After studying law I vectored towards journalism by accident and it's the only job I've done since. It's a job that has taken me on a private jet to Jaisalmer - where I wrote India's first feature on fractional ownership of business jets - to the badlands of west UP where India's sugar economy is inextricably now tied to politics. I'm a big fan of new business models and crafty entrepreneurs. Fortunately for me, there are plenty of those in Asia at the moment.
Number one priority for the new chief of Tata Motors: Make the brand positioning more consistent. With a wide portfolio of products Guenter Butschek, 55 acknowledges that “the brand attributes are interpreted differently across different products.” Among his first priorities is to change that.
In doing so, the former COO of Airbus who took over his new role in February has his task cut out for fixing the brand positioning. It will also take him to the heart of what ails the company – the poor quality perception of its passenger cars as well as iffy service quality of its dealer network.
At his first interaction with the media, Butschek acknowledged these problems but when asked how he planned to address them, he kept his plans close to his chest.

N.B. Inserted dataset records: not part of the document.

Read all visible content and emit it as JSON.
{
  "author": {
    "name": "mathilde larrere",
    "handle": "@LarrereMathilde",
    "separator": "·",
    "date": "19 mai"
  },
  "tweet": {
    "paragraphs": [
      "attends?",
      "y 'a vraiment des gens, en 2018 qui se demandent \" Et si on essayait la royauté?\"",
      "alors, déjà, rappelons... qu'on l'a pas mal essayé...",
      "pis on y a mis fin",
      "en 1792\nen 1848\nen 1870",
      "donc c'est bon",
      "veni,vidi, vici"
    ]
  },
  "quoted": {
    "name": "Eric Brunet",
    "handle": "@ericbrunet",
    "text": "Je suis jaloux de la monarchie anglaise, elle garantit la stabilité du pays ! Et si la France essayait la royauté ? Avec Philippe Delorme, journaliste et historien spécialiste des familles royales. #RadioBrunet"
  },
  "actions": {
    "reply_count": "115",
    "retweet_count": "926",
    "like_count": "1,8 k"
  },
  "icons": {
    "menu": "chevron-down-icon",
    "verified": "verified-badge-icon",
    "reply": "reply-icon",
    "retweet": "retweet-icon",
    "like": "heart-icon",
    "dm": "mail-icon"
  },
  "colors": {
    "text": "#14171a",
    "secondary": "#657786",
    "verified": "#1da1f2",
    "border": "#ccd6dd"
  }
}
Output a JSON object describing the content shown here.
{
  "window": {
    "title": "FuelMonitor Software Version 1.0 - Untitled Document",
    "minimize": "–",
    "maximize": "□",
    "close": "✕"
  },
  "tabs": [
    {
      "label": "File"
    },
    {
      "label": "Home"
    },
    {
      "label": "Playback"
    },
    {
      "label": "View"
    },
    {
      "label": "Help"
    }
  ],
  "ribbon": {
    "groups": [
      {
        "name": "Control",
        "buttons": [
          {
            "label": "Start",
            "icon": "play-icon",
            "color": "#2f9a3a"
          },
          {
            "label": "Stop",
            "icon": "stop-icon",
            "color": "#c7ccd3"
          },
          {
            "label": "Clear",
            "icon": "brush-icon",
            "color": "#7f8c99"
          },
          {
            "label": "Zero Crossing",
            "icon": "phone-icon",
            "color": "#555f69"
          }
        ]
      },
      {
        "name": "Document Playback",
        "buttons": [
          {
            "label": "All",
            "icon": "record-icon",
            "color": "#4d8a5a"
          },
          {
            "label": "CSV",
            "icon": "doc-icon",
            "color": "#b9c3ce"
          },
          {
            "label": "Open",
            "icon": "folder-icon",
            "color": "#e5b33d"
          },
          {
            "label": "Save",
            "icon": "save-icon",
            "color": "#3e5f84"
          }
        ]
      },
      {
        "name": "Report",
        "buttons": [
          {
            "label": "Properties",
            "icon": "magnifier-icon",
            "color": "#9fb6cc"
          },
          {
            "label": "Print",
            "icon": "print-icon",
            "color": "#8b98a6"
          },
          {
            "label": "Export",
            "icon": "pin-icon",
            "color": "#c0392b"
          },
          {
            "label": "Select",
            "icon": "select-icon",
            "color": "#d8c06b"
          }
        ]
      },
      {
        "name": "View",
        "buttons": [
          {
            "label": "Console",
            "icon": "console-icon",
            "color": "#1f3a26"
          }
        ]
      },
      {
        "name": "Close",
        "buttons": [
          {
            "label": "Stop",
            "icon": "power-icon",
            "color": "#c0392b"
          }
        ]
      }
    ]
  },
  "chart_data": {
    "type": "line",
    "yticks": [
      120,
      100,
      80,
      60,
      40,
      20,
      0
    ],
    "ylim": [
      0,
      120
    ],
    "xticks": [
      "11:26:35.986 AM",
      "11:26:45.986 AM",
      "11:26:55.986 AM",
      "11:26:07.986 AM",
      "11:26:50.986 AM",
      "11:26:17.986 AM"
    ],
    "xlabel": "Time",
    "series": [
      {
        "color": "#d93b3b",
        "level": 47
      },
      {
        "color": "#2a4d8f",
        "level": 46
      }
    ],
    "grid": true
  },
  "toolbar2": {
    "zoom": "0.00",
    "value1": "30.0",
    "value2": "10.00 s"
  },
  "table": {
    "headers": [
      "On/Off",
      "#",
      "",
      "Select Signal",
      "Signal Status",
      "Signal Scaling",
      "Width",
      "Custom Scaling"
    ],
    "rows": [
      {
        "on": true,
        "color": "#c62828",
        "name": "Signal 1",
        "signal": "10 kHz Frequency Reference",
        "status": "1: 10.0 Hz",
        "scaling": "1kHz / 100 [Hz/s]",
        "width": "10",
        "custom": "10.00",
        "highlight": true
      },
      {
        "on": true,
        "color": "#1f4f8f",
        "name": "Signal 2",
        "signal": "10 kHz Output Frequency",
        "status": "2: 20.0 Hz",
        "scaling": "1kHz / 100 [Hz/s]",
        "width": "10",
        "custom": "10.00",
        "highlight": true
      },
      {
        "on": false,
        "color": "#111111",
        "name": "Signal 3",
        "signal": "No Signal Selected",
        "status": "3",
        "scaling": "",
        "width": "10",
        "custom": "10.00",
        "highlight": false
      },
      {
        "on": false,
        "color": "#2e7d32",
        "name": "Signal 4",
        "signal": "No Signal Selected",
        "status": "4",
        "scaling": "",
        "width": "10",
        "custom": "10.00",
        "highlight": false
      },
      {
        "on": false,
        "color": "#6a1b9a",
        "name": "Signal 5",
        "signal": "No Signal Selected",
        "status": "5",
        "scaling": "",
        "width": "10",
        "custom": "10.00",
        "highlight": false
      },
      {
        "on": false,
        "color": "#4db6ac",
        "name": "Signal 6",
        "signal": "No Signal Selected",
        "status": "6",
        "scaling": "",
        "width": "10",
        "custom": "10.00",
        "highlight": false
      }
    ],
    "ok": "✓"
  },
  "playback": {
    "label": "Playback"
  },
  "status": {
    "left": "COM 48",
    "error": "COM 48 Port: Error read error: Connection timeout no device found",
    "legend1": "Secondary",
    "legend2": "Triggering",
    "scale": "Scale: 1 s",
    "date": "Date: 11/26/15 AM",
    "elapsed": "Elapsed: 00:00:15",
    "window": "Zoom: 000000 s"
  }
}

Expect an announcement on the brand positioning front soon, he said while hinting that, “We are not going to reinvent the brand but refine it to reflect the full scope of our activities.”
Tata Motors whose passenger car sales have halved in the last two years has seen its profitability kept alive by the Jaguar Land Rover (JLRs) unit, which it acquired from Ford Motor Co in 2008. The domestic passenger car business has lost money in the last two years while truck sales have been tepid keeping profitability from its India operations under check.
Among Butschek’s main tasks is to get refine the company’s manufacturing processes. Supplier numbers will be winnowed down while manufacturing lines modified to make more than one type of variant. And there will be that all important focus on quality. “While there is always room for improvement, when I measure a plant, I want to make sure they get the quality (level) right the first time,” he said. So far while touring company plants, Butschek says he has been impressed by the passion and commitment of the people. The plants also had the optimum level of automation for a country like India. Still, there is room for improving labour productivity.
For now, Tata Motors has high hopes for the launch of the Tiago hatchback. The car, which was formerly named, Zica is expected to be a test on whether the changes have had any effect. A successful launch could energize the organization, Butschek believes. “We are at a crossroad and this could be a game-changer,” he said.